The class EnumerableSorter<TElement, TKey> constructs an arrays of double []? _keys; (since TKey is double in this case) by calling the keySelector method once per item. It then sorts that array in-place using the default double comparison (by way of GenericComparer<double>.CompareTo()), which will get called roughly n log(n) times. Since nothing is boxed or unboxed, this should be quite fast.

Conversely, when you do:

_rows.OrderBy(e => e, comparer).ToArray()

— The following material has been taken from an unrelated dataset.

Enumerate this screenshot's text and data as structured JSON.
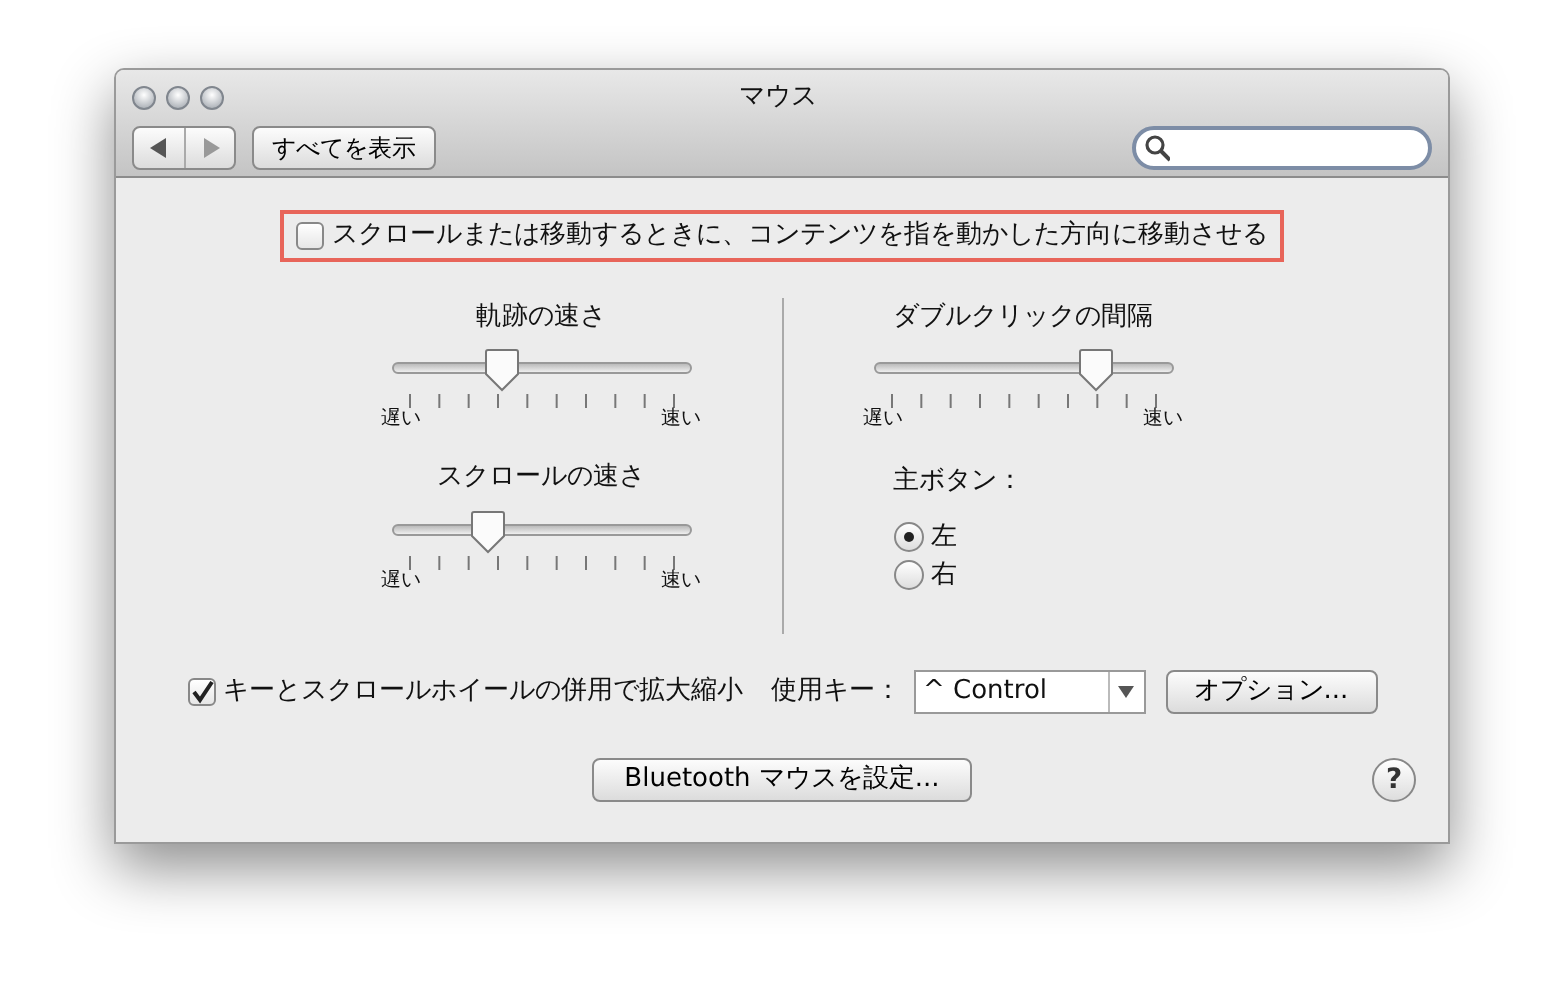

EnumerableSorter<TElement, TKey> will construct a Row [] array, then call your custom sort method x.Values[Column].CompareTo(y.Values[Column]) n log(n) times. Since this method is much more complex than the default double comparison method and involves multiple pointer dereferences and list lookups, it's not surprising that it takes substantially longer.

This is an example of a general rule that, when sorting a large collection using a complex sort method is insufficiently performant, it can pay to precompute as much of the work done by the comparer as possible in the key selector. Which is exactly what you are doing with your x => x.Values[8] key selector.

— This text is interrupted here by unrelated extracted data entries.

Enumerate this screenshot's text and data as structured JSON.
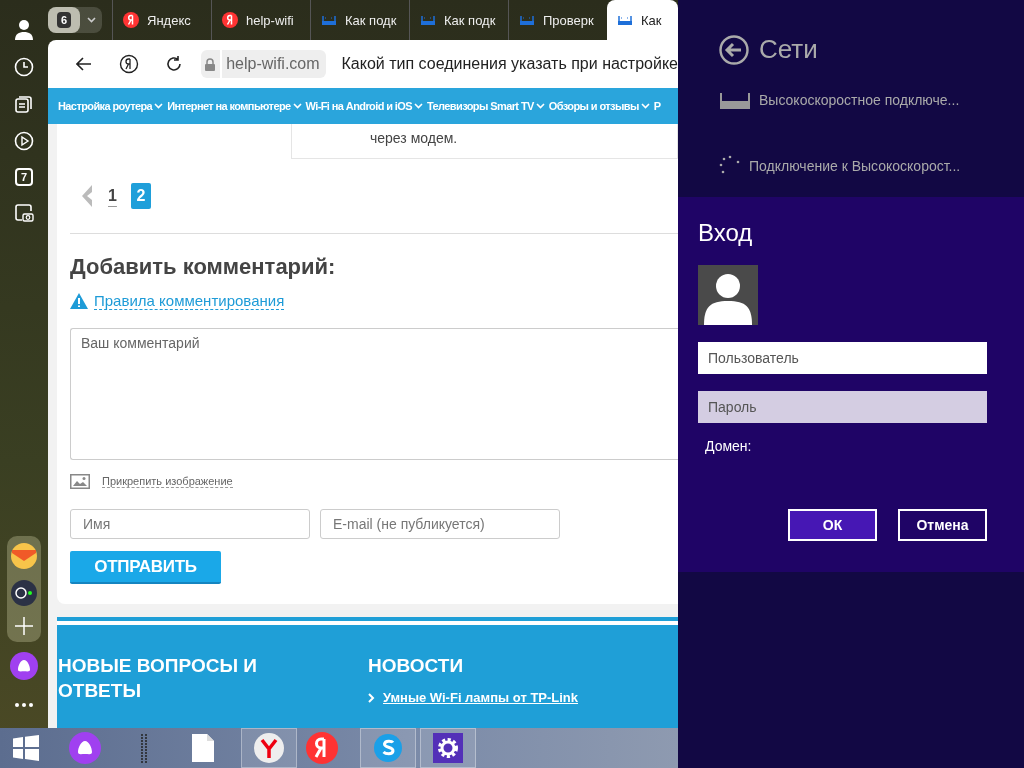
{
  "sidebar": {
    "calendar_day": "7"
  },
  "tabstrip": {
    "tab_count": "6",
    "tabs": [
      {
        "title": "Яндекс",
        "kind": "yandex",
        "selected": false
      },
      {
        "title": "help-wifi",
        "kind": "yandex",
        "selected": false
      },
      {
        "title": "Как подк",
        "kind": "router",
        "selected": false
      },
      {
        "title": "Как подк",
        "kind": "router",
        "selected": false
      },
      {
        "title": "Проверк",
        "kind": "router",
        "selected": false
      },
      {
        "title": "Как",
        "kind": "router",
        "selected": true
      }
    ]
  },
  "address_bar": {
    "domain": "help-wifi.com",
    "page_title": "Какой тип соединения указать при настройке"
  },
  "nav": {
    "items": [
      "Настройка роутера",
      "Интернет на компьютере",
      "Wi-Fi на Android и iOS",
      "Телевизоры Smart TV",
      "Обзоры и отзывы",
      "Р"
    ]
  },
  "article": {
    "text_end": "через модем."
  },
  "pagination": {
    "pages": [
      {
        "label": "1",
        "selected": false
      },
      {
        "label": "2",
        "selected": true
      }
    ]
  },
  "comment_form": {
    "heading": "Добавить комментарий:",
    "rules_link": "Правила комментирования",
    "comment_placeholder": "Ваш комментарий",
    "attach_link": "Прикрепить изображение",
    "name_placeholder": "Имя",
    "email_placeholder": "E-mail (не публикуется)",
    "submit": "ОТПРАВИТЬ"
  },
  "footer": {
    "columns": [
      {
        "heading": "НОВЫЕ ВОПРОСЫ И ОТВЕТЫ"
      },
      {
        "heading": "НОВОСТИ",
        "link": "Умные Wi-Fi лампы от TP-Link"
      }
    ]
  },
  "taskbar": {
    "items": [
      {
        "kind": "start",
        "running": false
      },
      {
        "kind": "alice",
        "running": false
      },
      {
        "kind": "grip",
        "running": false
      },
      {
        "kind": "file",
        "running": false
      },
      {
        "kind": "browser",
        "running": true
      },
      {
        "kind": "yandex",
        "running": false
      },
      {
        "kind": "skype",
        "running": true
      },
      {
        "kind": "settings",
        "running": true
      }
    ]
  },
  "networks_panel": {
    "title": "Сети",
    "networks": [
      {
        "kind": "wired",
        "name": "Высокоскоростное подключе..."
      },
      {
        "kind": "connecting",
        "name": "Подключение к Высокоскорост..."
      }
    ]
  },
  "login_dialog": {
    "title": "Вход",
    "username_placeholder": "Пользователь",
    "password_placeholder": "Пароль",
    "domain_label": "Домен:",
    "buttons": [
      {
        "label": "ОК",
        "primary": true
      },
      {
        "label": "Отмена",
        "primary": false
      }
    ]
  }
}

If you need access to the precomputed key values after the sort finishes, you could project to a ValueTuple<TElement, TKey> before sorting, e.g.:

[Benchmark]
public void Sort3()
{
    var sort3 = _rows
        .Select(row => (row, value : row.Values[8])) // Precompute the value
        .OrderBy(p => p.value)                       // Compare the value
        .Select(p => p.row).ToArray();               // And extract the original row.
}

I don't have access to BenchmarkDotNet currently, but a demo fiddle here shows that Sort3() is only 15-25% slower than Sort1() when sorting a list of 45,000 rows:

Average time per repetition for 100 reps of Sort1: 12.2888 ms.
Average time per repetition for 100 reps of Sort2: 37.8331 ms (207.87% slower).
Average time per repetition for 100 reps of Sort3: 14.6479 ms (19.20% slower).